Für sie: Bisschen animalisch
Gerade als man dachte, Tierfelle am Menschen seien für immer vorbei, sind die Laufstege von Fendi bis Prada plötzlich wieder pelzig. Bei Chloé tragen Frauen über ihren Hippiekleidern jetzt sogar Stolen mit extra angehängten Fellfetzen, weswegen sie aussehen wie Trapper im Wilden Westen. Muss man jetzt also wegen dieses ungeahnten U-Turn wieder die Pelzstola aus den Achtzigerjahren tragen, die man von Mama geerbt hat – und vor deren Tierkopf man sich immer so fürchtete? Das wäre immerhin die nachhaltigste Variante. Es sind heute ja keine Füchse und Nerze mehr, die uns ihr Haarkleid hergeben müssen. Man hat stattdessen die Wahl zwischen Pest oder Cholera: Die Luxusvariante von Mänteln und Schals ist aus Schafsfell, das so bearbeitet wird, dass es aussieht wie ein anderes Tier. Warum dazu achselzuckend gesagt wird, „Ach so, nur Schaf!“, bleibt ein Rätsel. Die andere Möglichkeit ist Fake Fur, ergo Plastik. Ökologisch und politisch korrekt wird Pelz also nie sein, aber stets dem Teint und dem exzentrischen Image schmeicheln.

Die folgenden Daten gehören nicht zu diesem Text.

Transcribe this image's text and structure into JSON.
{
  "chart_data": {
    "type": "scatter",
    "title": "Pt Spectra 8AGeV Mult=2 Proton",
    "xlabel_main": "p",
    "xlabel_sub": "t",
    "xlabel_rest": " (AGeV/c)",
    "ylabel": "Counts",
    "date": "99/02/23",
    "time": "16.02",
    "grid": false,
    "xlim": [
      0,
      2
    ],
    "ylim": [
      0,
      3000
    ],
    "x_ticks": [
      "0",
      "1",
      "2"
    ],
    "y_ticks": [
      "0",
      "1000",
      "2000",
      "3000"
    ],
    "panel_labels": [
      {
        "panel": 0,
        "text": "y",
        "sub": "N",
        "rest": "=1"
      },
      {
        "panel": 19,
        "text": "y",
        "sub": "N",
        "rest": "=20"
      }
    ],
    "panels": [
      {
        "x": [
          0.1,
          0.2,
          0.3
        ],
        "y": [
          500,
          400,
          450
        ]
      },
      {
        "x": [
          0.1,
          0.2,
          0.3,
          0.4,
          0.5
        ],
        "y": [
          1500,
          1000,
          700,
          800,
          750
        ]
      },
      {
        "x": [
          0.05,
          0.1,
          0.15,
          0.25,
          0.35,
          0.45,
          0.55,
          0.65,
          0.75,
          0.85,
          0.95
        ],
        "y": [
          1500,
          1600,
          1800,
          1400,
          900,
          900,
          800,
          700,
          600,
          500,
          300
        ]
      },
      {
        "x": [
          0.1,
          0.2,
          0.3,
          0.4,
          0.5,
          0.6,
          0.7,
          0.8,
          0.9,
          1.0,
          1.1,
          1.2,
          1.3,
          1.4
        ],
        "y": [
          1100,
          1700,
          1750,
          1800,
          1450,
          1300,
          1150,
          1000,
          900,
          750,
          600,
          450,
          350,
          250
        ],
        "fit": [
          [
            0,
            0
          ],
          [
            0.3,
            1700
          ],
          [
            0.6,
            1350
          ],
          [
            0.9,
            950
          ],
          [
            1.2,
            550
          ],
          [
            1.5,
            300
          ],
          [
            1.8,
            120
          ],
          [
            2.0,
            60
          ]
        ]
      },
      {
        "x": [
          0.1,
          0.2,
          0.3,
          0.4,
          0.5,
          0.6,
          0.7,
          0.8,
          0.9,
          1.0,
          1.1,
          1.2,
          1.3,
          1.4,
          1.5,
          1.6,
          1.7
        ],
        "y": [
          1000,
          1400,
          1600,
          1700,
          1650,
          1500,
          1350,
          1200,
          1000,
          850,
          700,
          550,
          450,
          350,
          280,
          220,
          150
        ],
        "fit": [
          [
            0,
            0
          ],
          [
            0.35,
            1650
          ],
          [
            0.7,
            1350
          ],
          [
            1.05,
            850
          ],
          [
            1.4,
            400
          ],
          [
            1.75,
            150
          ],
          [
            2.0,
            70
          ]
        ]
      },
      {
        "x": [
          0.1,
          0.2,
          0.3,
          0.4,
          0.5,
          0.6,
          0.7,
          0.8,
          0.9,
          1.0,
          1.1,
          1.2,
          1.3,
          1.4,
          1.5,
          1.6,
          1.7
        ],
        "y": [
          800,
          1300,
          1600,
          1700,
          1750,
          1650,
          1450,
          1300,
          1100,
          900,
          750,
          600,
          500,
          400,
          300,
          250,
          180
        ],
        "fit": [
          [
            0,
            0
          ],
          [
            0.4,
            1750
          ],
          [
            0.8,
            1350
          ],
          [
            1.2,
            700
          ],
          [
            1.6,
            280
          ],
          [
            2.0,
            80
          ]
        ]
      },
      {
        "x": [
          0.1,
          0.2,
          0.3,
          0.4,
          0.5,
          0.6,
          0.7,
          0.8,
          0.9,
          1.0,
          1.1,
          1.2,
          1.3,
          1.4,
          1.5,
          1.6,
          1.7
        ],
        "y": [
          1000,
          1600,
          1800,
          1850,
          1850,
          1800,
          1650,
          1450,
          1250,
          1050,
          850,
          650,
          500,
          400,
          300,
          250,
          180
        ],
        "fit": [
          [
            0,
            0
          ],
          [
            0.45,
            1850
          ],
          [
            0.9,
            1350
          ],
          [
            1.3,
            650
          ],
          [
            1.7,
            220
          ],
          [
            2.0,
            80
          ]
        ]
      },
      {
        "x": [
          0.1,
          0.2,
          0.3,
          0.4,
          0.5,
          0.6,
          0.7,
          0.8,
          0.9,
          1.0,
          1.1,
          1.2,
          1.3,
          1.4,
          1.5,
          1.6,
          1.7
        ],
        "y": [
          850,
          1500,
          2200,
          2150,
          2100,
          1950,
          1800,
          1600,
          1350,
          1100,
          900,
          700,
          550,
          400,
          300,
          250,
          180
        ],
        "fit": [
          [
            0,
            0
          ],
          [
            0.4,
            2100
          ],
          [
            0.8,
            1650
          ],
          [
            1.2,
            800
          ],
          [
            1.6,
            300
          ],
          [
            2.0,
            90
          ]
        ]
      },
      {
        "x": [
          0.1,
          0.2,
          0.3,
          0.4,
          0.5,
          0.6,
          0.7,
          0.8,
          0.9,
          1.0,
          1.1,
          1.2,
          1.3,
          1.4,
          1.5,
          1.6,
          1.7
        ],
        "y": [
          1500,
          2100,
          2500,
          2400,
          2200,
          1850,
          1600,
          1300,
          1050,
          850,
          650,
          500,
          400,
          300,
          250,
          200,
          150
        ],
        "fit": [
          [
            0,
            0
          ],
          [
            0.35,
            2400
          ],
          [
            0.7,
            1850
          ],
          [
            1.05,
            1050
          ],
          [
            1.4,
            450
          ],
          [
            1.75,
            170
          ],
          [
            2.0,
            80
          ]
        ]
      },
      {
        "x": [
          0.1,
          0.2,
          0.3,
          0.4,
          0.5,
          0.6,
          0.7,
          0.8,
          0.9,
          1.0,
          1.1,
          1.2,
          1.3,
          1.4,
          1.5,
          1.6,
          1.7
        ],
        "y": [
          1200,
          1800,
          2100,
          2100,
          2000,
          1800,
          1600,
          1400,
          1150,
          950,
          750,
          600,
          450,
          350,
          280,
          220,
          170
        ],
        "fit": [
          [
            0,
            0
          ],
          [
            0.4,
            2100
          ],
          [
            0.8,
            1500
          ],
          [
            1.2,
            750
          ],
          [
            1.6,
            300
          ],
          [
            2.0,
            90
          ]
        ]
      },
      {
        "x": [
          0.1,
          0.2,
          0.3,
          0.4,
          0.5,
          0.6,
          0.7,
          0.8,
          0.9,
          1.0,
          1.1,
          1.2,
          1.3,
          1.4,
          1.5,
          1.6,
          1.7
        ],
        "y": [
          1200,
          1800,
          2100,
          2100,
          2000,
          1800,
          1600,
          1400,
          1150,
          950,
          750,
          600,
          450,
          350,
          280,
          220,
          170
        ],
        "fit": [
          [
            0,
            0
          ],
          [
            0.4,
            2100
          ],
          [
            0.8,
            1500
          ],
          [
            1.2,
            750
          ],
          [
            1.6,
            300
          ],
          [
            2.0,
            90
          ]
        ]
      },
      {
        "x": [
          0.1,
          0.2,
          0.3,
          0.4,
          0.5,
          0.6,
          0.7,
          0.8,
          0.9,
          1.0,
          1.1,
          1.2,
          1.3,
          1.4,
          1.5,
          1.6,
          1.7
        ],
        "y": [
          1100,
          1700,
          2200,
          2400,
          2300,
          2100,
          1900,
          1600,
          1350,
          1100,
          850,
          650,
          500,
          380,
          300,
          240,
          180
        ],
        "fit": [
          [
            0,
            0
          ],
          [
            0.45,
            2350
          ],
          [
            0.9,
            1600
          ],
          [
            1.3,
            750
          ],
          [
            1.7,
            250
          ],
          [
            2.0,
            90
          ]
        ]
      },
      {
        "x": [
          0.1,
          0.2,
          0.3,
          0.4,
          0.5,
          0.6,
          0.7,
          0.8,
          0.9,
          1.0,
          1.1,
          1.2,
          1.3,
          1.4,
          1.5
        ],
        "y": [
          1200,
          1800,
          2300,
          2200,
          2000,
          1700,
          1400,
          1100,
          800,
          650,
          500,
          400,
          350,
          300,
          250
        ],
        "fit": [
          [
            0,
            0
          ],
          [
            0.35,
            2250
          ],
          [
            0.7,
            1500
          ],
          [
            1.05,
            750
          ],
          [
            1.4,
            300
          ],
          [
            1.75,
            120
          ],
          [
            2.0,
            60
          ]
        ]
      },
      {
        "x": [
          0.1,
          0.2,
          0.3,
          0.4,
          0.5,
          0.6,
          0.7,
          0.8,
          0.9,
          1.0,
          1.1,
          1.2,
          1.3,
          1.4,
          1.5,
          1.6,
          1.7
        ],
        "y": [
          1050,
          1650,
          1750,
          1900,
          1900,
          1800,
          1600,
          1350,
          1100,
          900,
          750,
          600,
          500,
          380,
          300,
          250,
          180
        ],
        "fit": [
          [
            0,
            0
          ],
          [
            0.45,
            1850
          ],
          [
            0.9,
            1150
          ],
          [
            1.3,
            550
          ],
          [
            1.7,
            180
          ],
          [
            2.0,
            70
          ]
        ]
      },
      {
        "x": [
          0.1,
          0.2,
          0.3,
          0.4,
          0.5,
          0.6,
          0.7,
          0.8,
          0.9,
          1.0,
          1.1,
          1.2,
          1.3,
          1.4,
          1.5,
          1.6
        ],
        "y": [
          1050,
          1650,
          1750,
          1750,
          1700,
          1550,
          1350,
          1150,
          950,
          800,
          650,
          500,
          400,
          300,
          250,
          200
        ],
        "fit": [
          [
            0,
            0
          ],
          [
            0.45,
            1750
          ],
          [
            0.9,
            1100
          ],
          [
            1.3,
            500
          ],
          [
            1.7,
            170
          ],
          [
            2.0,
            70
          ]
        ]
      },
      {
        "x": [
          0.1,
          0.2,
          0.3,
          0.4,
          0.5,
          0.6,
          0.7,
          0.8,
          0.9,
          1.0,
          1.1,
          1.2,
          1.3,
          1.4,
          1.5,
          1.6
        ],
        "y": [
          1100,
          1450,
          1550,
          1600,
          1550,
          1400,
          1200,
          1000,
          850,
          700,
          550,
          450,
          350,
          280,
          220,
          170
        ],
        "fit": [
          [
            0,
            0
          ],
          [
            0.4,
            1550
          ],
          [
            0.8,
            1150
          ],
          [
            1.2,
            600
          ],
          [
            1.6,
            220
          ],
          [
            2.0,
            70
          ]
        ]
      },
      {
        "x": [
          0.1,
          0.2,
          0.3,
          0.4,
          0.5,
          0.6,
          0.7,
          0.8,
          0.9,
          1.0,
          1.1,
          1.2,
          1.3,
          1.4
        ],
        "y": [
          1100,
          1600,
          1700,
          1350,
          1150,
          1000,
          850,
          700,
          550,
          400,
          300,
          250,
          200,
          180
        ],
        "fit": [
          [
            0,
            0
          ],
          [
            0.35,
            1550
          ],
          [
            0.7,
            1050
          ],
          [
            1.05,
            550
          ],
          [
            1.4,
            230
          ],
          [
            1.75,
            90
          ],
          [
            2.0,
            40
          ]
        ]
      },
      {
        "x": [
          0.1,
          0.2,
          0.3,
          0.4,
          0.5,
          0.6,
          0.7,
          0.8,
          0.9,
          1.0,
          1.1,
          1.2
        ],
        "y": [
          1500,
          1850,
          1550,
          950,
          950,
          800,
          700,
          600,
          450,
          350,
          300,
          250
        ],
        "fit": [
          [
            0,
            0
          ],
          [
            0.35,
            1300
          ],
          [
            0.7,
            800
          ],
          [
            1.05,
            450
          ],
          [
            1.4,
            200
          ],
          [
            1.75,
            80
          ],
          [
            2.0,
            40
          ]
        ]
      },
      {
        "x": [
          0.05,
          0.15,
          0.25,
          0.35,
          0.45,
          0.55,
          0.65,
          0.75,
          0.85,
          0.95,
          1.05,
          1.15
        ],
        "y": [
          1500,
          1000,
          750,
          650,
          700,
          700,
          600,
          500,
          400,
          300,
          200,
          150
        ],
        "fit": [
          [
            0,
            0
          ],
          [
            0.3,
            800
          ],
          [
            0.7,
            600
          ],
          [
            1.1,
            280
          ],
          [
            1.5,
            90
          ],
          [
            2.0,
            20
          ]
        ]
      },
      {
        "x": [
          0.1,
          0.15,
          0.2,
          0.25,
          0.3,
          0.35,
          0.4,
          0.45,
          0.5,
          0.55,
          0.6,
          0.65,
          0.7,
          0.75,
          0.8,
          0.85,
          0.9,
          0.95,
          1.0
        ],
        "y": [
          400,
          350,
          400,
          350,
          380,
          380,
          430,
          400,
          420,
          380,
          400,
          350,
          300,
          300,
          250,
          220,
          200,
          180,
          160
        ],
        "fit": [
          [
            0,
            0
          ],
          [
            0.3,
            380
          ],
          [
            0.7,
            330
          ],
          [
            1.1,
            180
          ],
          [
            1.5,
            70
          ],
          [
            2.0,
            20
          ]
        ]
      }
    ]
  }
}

Der größte Trendverstärker kommt in dieser Hinsicht wieder von Miu Miu, dort wird die nach Fuchs aussehende Stola aus Schaf einfach als Haustier in der Hand getragen, gerne auch über den Boden geschleift (Madonna hat diese Merkwürdigkeit kürzlich schon übernommen). Das Modell hier ist eine Kunststoffvariante, kommt vom Massenhersteller Mango und trifft den richtigen Ton: Sieht nicht zu echt und nicht zu falsch aus. Man will ja farbbeutelfrei durch die Fußgängerzone kommen.
Für ihn: Mehr seelisch
Man hört ja immer, dass in der Mode heute alles möglich wäre und jeder sowieso das anziehen darf, was er will. Aber wenn man als Mann mit Bürohintergrund mal ein herbstlich gesinntes Halstuch anlegt, wird man trotzdem als Erstes immer noch besorgt gefragt, ob man etwa krank sei. Dabei wussten schon die Cowboys, dass ein Halstuch auch für Gesunde ein universales Hilfsmittel ist, das nicht nur vor kühler Zugluft schützt, sondern auch vor feinen Flugobjekten jeglicher Art, als improvisiertes Verbandszeug und Notfallmaske dient und eben auch einem schneidigen Gesamtlook förderlich ist. Gerade weil bei vielen jung gebliebenen Männern der Hals heute als eines der ersten Körperteile Hinweise auf das wirkliche Alter gibt, müsste seine formschöne Verhüllung eigentlich noch viel populärer und eben nicht nur der hippen Jugend vorbehalten sein.

Klar, allzu üppig drapierte Schals und meterlange Seidentücher können immer noch schnell nach Ballettintendant aussehen. Aber so ein schlichtes Dreieckstuch wie hier von Cos müsste eigentlich längst für jeden Mann Pflichtaccessoire in den Monaten Oktober bis April sein. Aus Kaschmir gefertigt, lindert es die Härte der Welt ein bisschen ab, kaschmirt sozusagen weich den Übergang von Hemd zum Kopf, lässt sich vorne elegant und nicht zu auffällig knoten und hinten bei Bedarf auch mal ein bisschen locker über die Schulter drapieren. Das sieht dann aus wie eine Referenz zum um den Hals geknoteten Syltpullover, der natürlich mindestens so lange noch tabu ist, bis die FDP wieder bundesweit über die Fünf-Prozent-Hürde kommt. Aber gegen ein bisschen wärmendes Schulterstreicheln hat der moderne Mann natürlich nichts, und auch das kann ein Halstuch eben manchmal besorgen.